Al oír esto soltó una sonora carcajada.

—¡A mí no! ¿Comprada a mi abuela? ¡No lo creo! Mi querida abuela no iba a proporcionarle un absurdo elixir para que lo usara con su propio nieto, ¿no? —Ahí tenía razón.

La mención de Pandora recordó a Vincencio que tenía una misión.

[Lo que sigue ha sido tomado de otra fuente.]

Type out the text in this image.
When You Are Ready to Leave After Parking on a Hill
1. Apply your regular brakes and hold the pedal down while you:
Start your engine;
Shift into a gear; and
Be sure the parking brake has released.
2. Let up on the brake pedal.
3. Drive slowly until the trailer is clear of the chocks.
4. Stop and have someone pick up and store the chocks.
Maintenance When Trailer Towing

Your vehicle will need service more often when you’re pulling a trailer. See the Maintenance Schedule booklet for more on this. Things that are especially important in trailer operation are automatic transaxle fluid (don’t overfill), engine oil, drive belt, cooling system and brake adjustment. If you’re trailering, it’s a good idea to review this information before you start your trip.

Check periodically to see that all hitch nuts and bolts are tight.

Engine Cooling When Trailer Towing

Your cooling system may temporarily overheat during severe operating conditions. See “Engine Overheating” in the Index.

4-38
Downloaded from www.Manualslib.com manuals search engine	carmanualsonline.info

—Una tarea urgente con respecto a un asunto familiar. Lo siento, mi abuela me ha dicho que no me meta, pero sé que significa mucho para ella y creo que merece la pena intentarlo… Ahora ya soy mayor. Deseando impresionar a mi querida y vieja abuela con mis expertas dotes negociadoras… —Se alejó a grandes pasos, zafándose de nosotros con la fácil desenvoltura de un abogado en ciernes.

Tiberio y yo acabamos de comer y luego decidimos que debíamos visitar a Jucundo. Teníamos que darle las gracias profusamente por la cena de la noche anterior, pero además los dos estábamos impacientes por saber si había logrado cumplir su sueño de comprar Fábulo.